If the leader server is out of memory or the disk is full, the server eventually stops responding, loses its election and cannot move past its last commit time. However, by configuring `max_stale` and setting it to a large value, Consul will continue to respond to queries during such outage scenarios. ([max_stale documentation](/docs/agent/options.html#max_stale)).
It should be noted that `stale` is not appropriate for coordination where strong consistency is important (i.e. locking or application leader election). For critical cases, the optional `consistent` API query mode is required for true linearizability; the trade off is that this turns a read into a full quorum write so requires more resources and takes longer.
**Read-heavy** clusters may take advantage of the [enhanced reading](/docs/enterprise/read-scale/index.html) feature (Enterprise) for better scalability.

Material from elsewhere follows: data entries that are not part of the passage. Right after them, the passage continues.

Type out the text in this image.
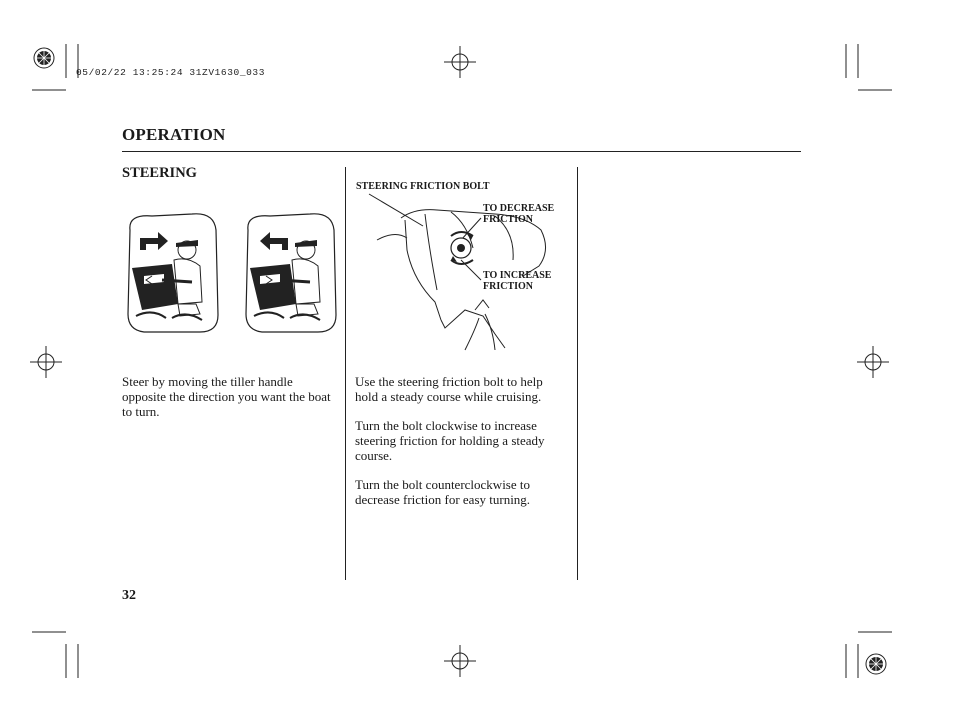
05/02/22 13:25:24 31ZV1630_033
OPERATION
STEERING

Steer by moving the tiller handle opposite the direction you want the boat to turn.

STEERING FRICTION BOLT
TO DECREASE
FRICTION
TO INCREASE
FRICTION

Use the steering friction bolt to help hold a steady course while cruising.

Turn the bolt clockwise to increase steering friction for holding a steady course.

Turn the bolt counterclockwise to decrease friction for easy turning.

32
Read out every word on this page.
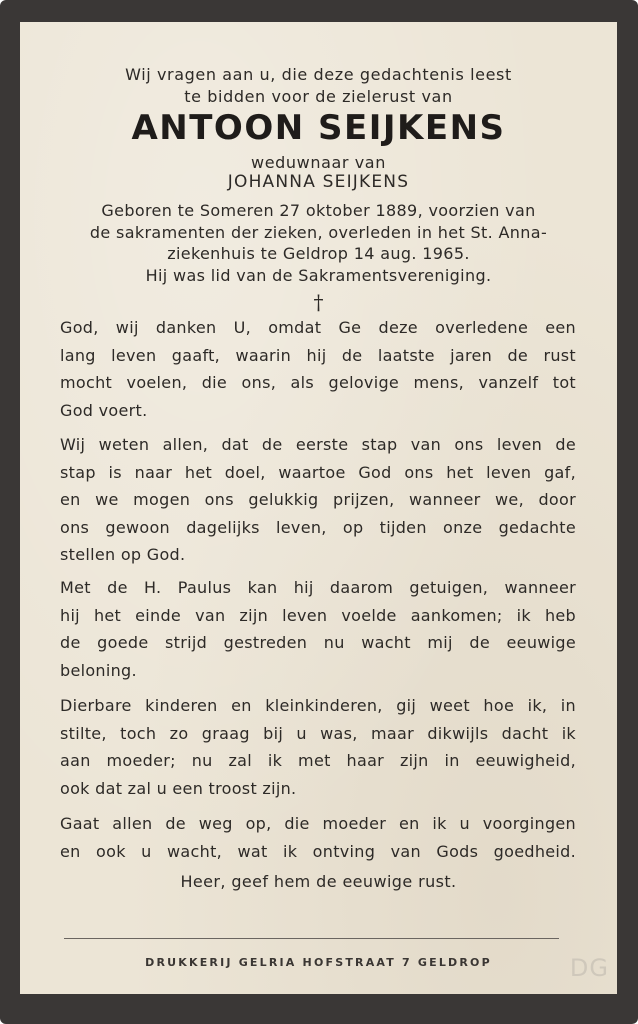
Wij vragen aan u, die deze gedachtenis leest
te bidden voor de zielerust van
ANTOON SEIJKENS
weduwnaar van
JOHANNA SEIJKENS
Geboren te Someren 27 oktober 1889, voorzien van
de sakramenten der zieken, overleden in het St. Anna-
ziekenhuis te Geldrop 14 aug. 1965.
Hij was lid van de Sakramentsvereniging.
†
God, wij danken U, omdat Ge deze overledene een
lang leven gaaft, waarin hij de laatste jaren de rust
mocht voelen, die ons, als gelovige mens, vanzelf tot
God voert.
Wij weten allen, dat de eerste stap van ons leven de
stap is naar het doel, waartoe God ons het leven gaf,
en we mogen ons gelukkig prijzen, wanneer we, door
ons gewoon dagelijks leven, op tijden onze gedachte
stellen op God.
Met de H. Paulus kan hij daarom getuigen, wanneer
hij het einde van zijn leven voelde aankomen; ik heb
de goede strijd gestreden nu wacht mij de eeuwige
beloning.
Dierbare kinderen en kleinkinderen, gij weet hoe ik, in
stilte, toch zo graag bij u was, maar dikwijls dacht ik
aan moeder; nu zal ik met haar zijn in eeuwigheid,
ook dat zal u een troost zijn.
Gaat allen de weg op, die moeder en ik u voorgingen
en ook u wacht, wat ik ontving van Gods goedheid.
Heer, geef hem de eeuwige rust.
DRUKKERIJ GELRIA HOFSTRAAT 7 GELDROP	DG
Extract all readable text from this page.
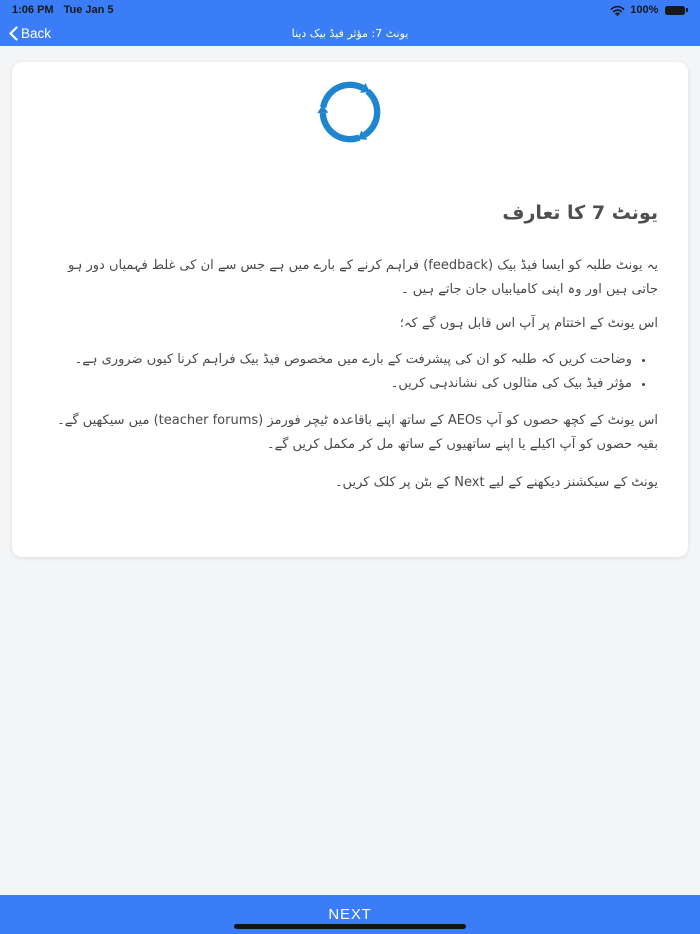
1:06 PM Tue Jan 5	100%
Back	یونٹ 7: مؤثر فیڈ بیک دینا
یونٹ 7 کا تعارف

یہ یونٹ طلبہ کو ایسا فیڈ بیک (feedback) فراہم کرنے کے بارے میں ہے جس سے ان کی غلط فہمیاں دور ہو جاتی ہیں اور وہ اپنی کامیابیاں جان جاتے ہیں ۔

اس یونٹ کے اختتام پر آپ اس قابل ہوں گے کہ؛

• وضاحت کریں کہ طلبہ کو ان کی پیشرفت کے بارے میں مخصوص فیڈ بیک فراہم کرنا کیوں ضروری ہے۔
• مؤثر فیڈ بیک کی مثالوں کی نشاندہی کریں۔

اس یونٹ کے کچھ حصوں کو آپ AEOs کے ساتھ اپنے باقاعدہ ٹیچر فورمز (teacher forums) میں سیکھیں گے۔ بقیہ حصوں کو آپ اکیلے یا اپنے ساتھیوں کے ساتھ مل کر مکمل کریں گے۔

یونٹ کے سیکشنز دیکھنے کے لیے Next کے بٹن پر کلک کریں۔

NEXT
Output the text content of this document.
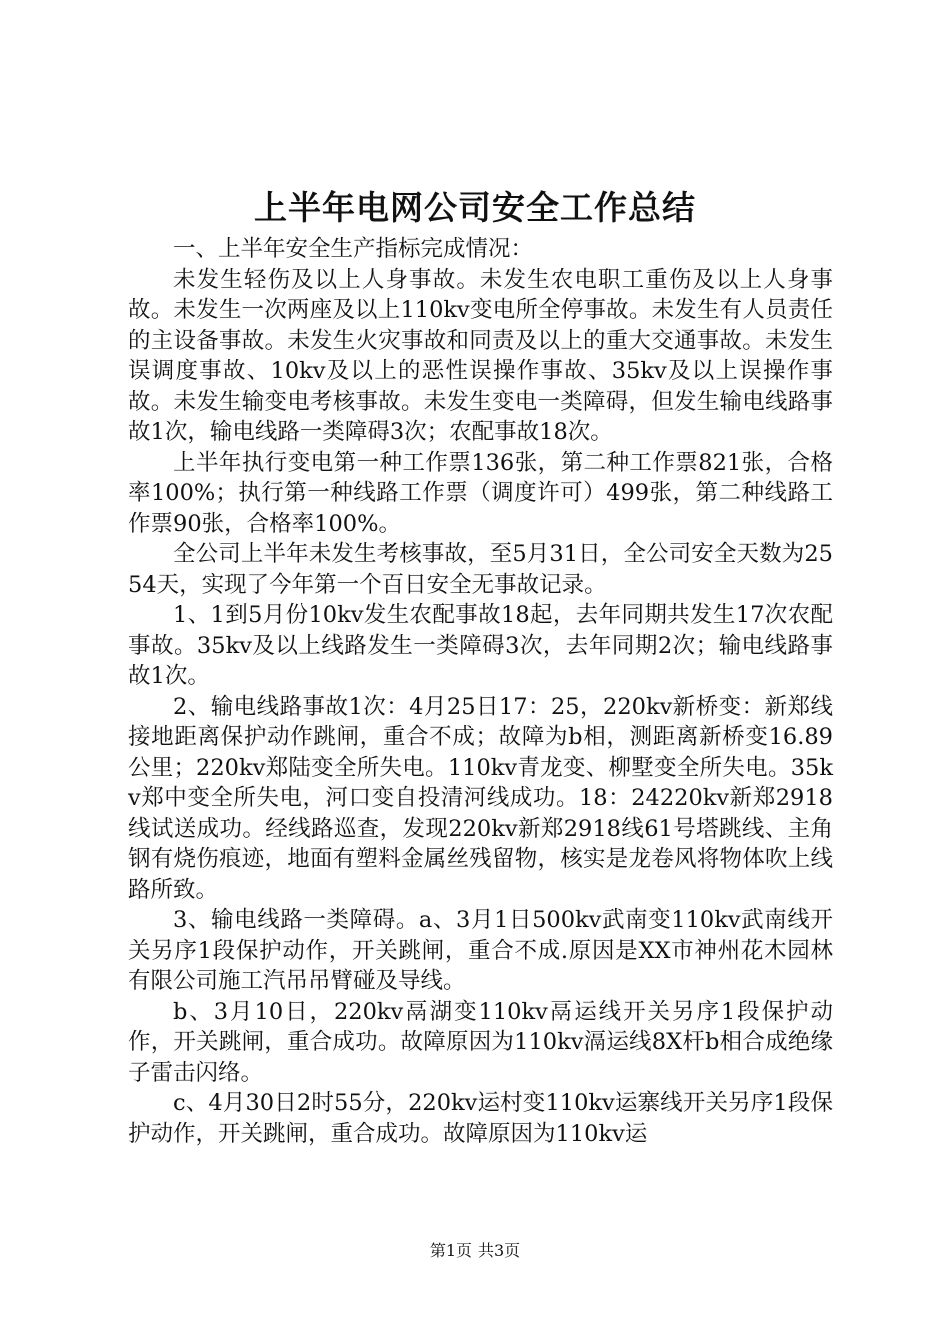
上半年电网公司安全工作总结

一、上半年安全生产指标完成情况：

未发生轻伤及以上人身事故。未发生农电职工重伤及以上人身事故。未发生一次两座及以上110kv变电所全停事故。未发生有人员责任的主设备事故。未发生火灾事故和同责及以上的重大交通事故。未发生误调度事故、10kv及以上的恶性误操作事故、35kv及以上误操作事故。未发生输变电考核事故。未发生变电一类障碍，但发生输电线路事故1次，输电线路一类障碍3次；农配事故18次。

上半年执行变电第一种工作票136张，第二种工作票821张，合格率100%；执行第一种线路工作票（调度许可）499张，第二种线路工作票90张，合格率100%。

全公司上半年未发生考核事故，至5月31日，全公司安全天数为2554天，实现了今年第一个百日安全无事故记录。

1、1到5月份10kv发生农配事故18起，去年同期共发生17次农配事故。35kv及以上线路发生一类障碍3次，去年同期2次；输电线路事故1次。

2、输电线路事故1次：4月25日17：25，220kv新桥变：新郑线接地距离保护动作跳闸，重合不成；故障为b相，测距离新桥变16.89公里；220kv郑陆变全所失电。110kv青龙变、柳墅变全所失电。35kv郑中变全所失电，河口变自投清河线成功。18：24220kv新郑2918线试送成功。经线路巡查，发现220kv新郑2918线61号塔跳线、主角钢有烧伤痕迹，地面有塑料金属丝残留物，核实是龙卷风将物体吹上线路所致。

3、输电线路一类障碍。a、3月1日500kv武南变110kv武南线开关另序1段保护动作，开关跳闸，重合不成.原因是XX市神州花木园林有限公司施工汽吊吊臂碰及导线。

b、3月10日，220kv鬲湖变110kv鬲运线开关另序1段保护动作，开关跳闸，重合成功。故障原因为110kv滆运线8X杆b相合成绝缘子雷击闪络。

c、4月30日2时55分，220kv运村变110kv运寨线开关另序1段保护动作，开关跳闸，重合成功。故障原因为110kv运

第1页 共3页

This feature allows additional servers to be introduced as non-voters. Being a non-voter, the server will still participate in data replication, but it will not block the leader from committing log entries.
Consul’s agents use network sockets for communicating with the other nodes (gossip) and with the server agent. In addition, file descriptors are also opened for watch handlers, health checks, and log files. For a **write heavy** cluster, the `ulimit` size must be increased from the default value (`1024`) to prevent the leader from running out of file descriptors.
To prevent any CPU spikes from a misconfigured client, RPC requests to the server should be [rate limited](/docs/agent/options.html#limits)
~> **NOTE** Rate limiting is configured on the client agent only.
In addition, two [performance indicators](/docs/agent/telemetry.html) —`consul.runtime.alloc_bytes` and `consul.runtime.heap_objects`— can help diagnose if the current sizing is not adequately meeting the load.